Das Hoffen auf einen liberalen muslimischen Gönner 

Viel Geld steht nicht zur Verfügung, wie Ates berichtet. Sie finanziert die Moschee zu zwei Dritteln aus den Einnahmen ihrer Kanzlei und durch Vortragshonorare, ein Drittel sind Spenden. Dann beschreibt sie das Missverhältnis, dass die extremistischen, fundamentalistischen Moscheegemeinden von Staaten und reichen Privatleuten aus dem Ausland finanziert werden, wie der Türkei, Saudi-Arabien und Katar, und fügt hinzu: "Meine Vorstellung von einer guten Welt ist, dass eines Tages ein islamischer Millionär kommt und uns Geld gibt. Denn auch im Islam gibt es Menschen, die Veränderung wollen." Noch sei es aber gefährlich, sich in Deutschland und anderswo öffentlich als reformorientierter Muslim zu bekennen, wie ihr Fall zeige.

Ates lernt Arabisch

Dann fragt Moderator von Struve nach dem Streit über die Auslegung des Korans, zum Beispiel in der Frage der Gleichberechtigung der Geschlechter, mit der Ates ihre Gegner am meisten reizt. "Um mit den Männern diskutieren zu können, habe ich begonnen Arabisch zu lernen", sagt sie. Ihr geht es darum, das heilige Buch der Muslime kritisch vor dem Hintergrund seiner Entstehungszeit vor 1.400 Jahren zu verstehen und die patriarchalische Haltung dahinter zu erkennen. Diese sei übrigens gar nicht dem Propheten Mohammed anzulasten, sondern seinem zweiten Nachfolger Omar, den Ates als "Frauenfeind" bezeichnet. Der habe das gemeinsame Beten von Frauen und Männern verboten, zu Mohammeds Zeit sei das noch üblich gewesen.
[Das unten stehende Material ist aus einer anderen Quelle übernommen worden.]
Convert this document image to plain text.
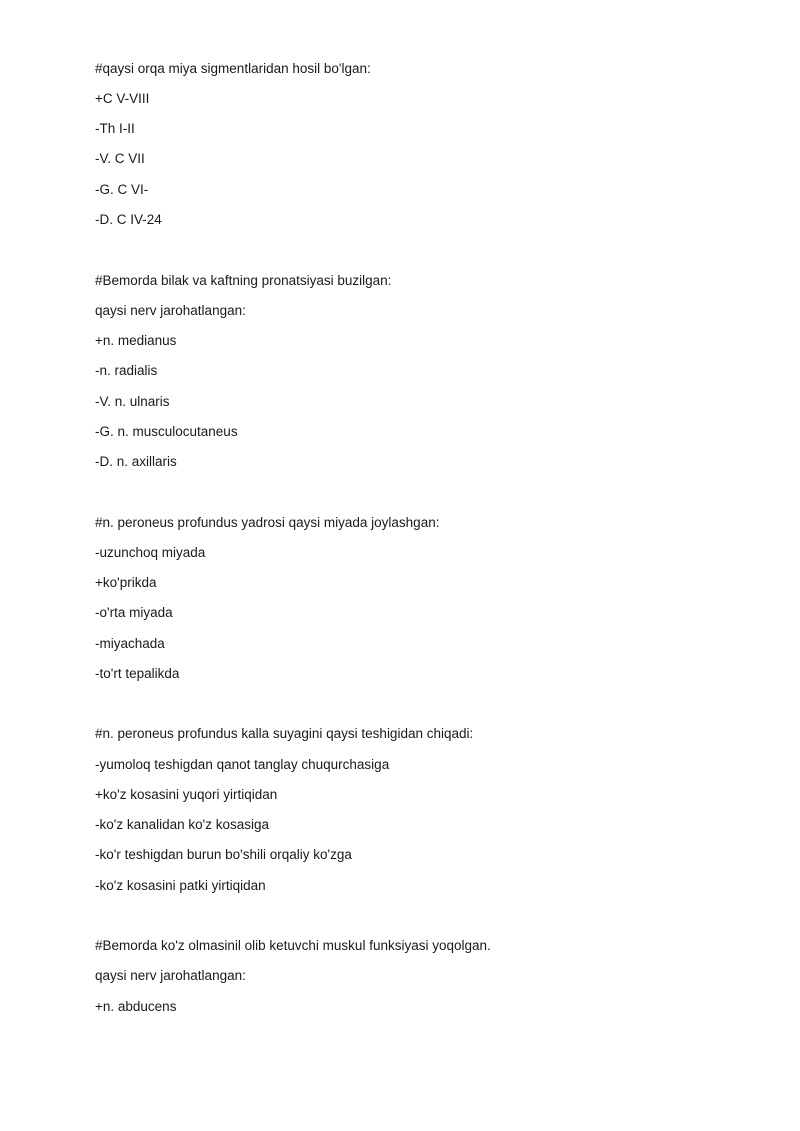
#qaysi orqa miya sigmentlaridan hosil bo'lgan:
+C V-VIII
-Th I-II
-V. C VII
-G. C VI-
-D. C IV-24
#Bemorda bilak va kaftning pronatsiyasi buzilgan:
qaysi nerv jarohatlangan:
+n. medianus
-n. radialis
-V. n. ulnaris
-G. n. musculocutaneus
-D. n. axillaris
#n. peroneus profundus yadrosi qaysi miyada joylashgan:
-uzunchoq miyada
+ko'prikda
-o'rta miyada
-miyachada
-to'rt tepalikda
#n. peroneus profundus kalla suyagini qaysi teshigidan chiqadi:
-yumoloq teshigdan qanot tanglay chuqurchasiga
+ko'z kosasini yuqori yirtiqidan
-ko'z kanalidan ko'z kosasiga
-ko'r teshigdan burun bo'shili orqaliy ko'zga
-ko'z kosasini patki yirtiqidan
#Bemorda ko'z olmasinil olib ketuvchi muskul funksiyasi yoqolgan.
qaysi nerv jarohatlangan:
+n. abducens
Ihre Kritiker ruft sie auf, Vielfalt im Islam zu akzeptieren. Wer gegen Pluralität sei, habe die islamische Welt von Marokko bis Indonesien nicht verstanden. 
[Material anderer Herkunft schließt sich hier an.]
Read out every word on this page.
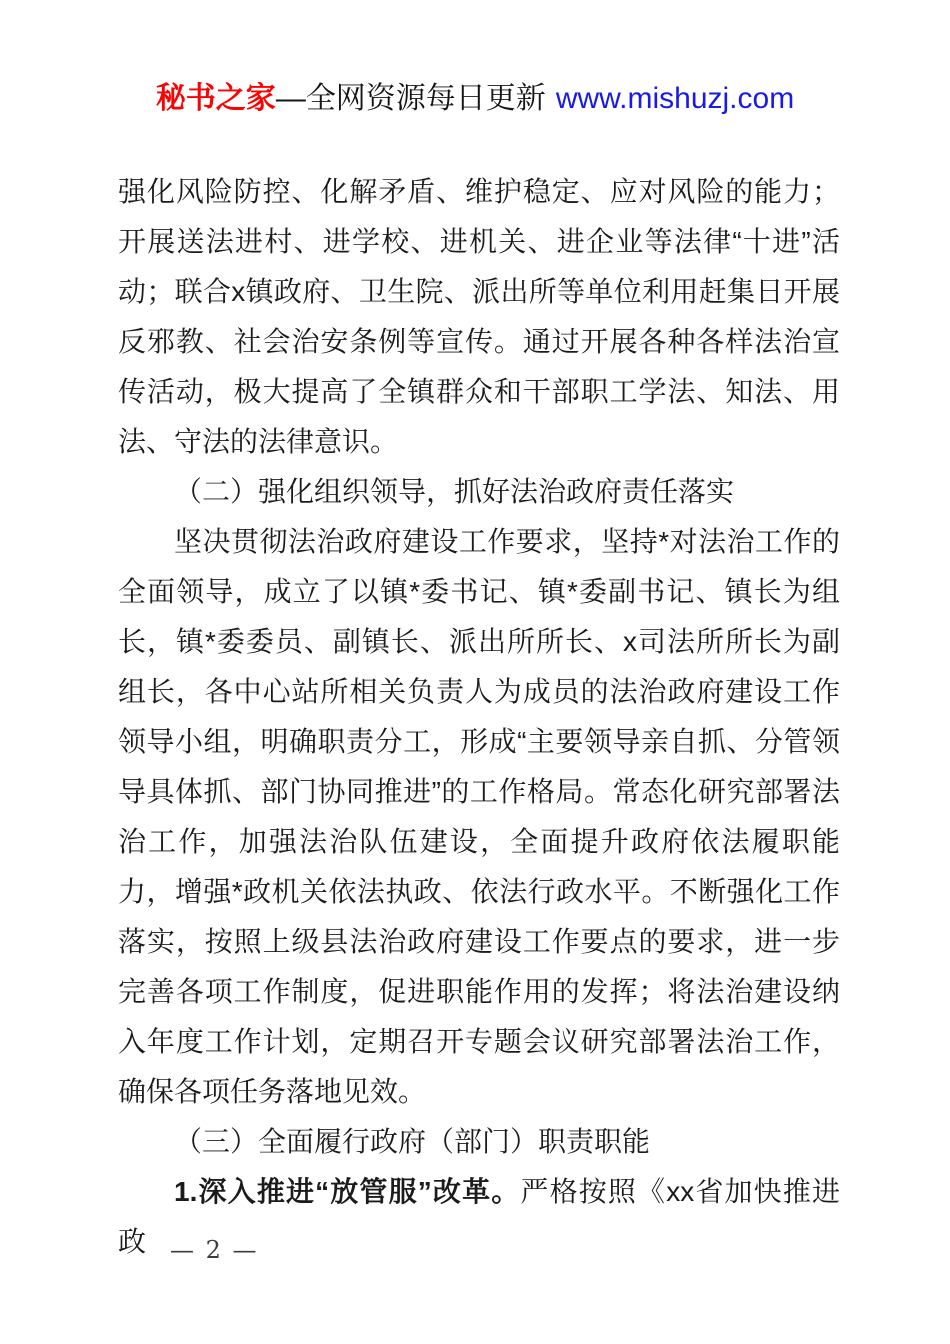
秘书之家—全网资源每日更新 www.mishuzj.com

强化风险防控、化解矛盾、维护稳定、应对风险的能力；开展送法进村、进学校、进机关、进企业等法律“十进”活动；联合x镇政府、卫生院、派出所等单位利用赶集日开展反邪教、社会治安条例等宣传。通过开展各种各样法治宣传活动，极大提高了全镇群众和干部职工学法、知法、用法、守法的法律意识。

（二）强化组织领导，抓好法治政府责任落实

坚决贯彻法治政府建设工作要求，坚持*对法治工作的全面领导，成立了以镇*委书记、镇*委副书记、镇长为组长，镇*委委员、副镇长、派出所所长、x司法所所长为副组长，各中心站所相关负责人为成员的法治政府建设工作领导小组，明确职责分工，形成“主要领导亲自抓、分管领导具体抓、部门协同推进”的工作格局。常态化研究部署法治工作，加强法治队伍建设，全面提升政府依法履职能力，增强*政机关依法执政、依法行政水平。不断强化工作落实，按照上级县法治政府建设工作要点的要求，进一步完善各项工作制度，促进职能作用的发挥；将法治建设纳入年度工作计划，定期召开专题会议研究部署法治工作，确保各项任务落地见效。

（三）全面履行政府（部门）职责职能

1.深入推进“放管服”改革。严格按照《xx省加快推进政 — 2 —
Der Besuch von Präsident Erdogan

Aus dem Publikum wird die Imamin gefragt, was sie vom Besuch des türkischen Präsidenten Erdogan in Deutschland hält, der zwei Tage nach dem "Dialog" beginnt. Seyran Ates bekennt ihre Empörung: "Diesem Verbrecher darf man kein Staatsbankett ausrichten. Hätte ich eine Einladung bekommen, hätte ich abgesagt." 

Zum Schluss plädiert sie für ein entspanntes Verhältnis zur Religion und erinnert an ihre Jugend in der Türkei. Damals habe die Familie oft in großem Kreis mit Raki-Schnaps stundenlang um den Esstisch gesessen und gute Gespräche geführt. "Wenn dann der Muezzin zum Abendgebet rief", erzählt Ates, "stellte man das Raki-Glas unter den Tisch und sinnierte ein wenig über seine Spiritualität. Dann holte man das Glas wieder hervor und feierte weiter miteinander."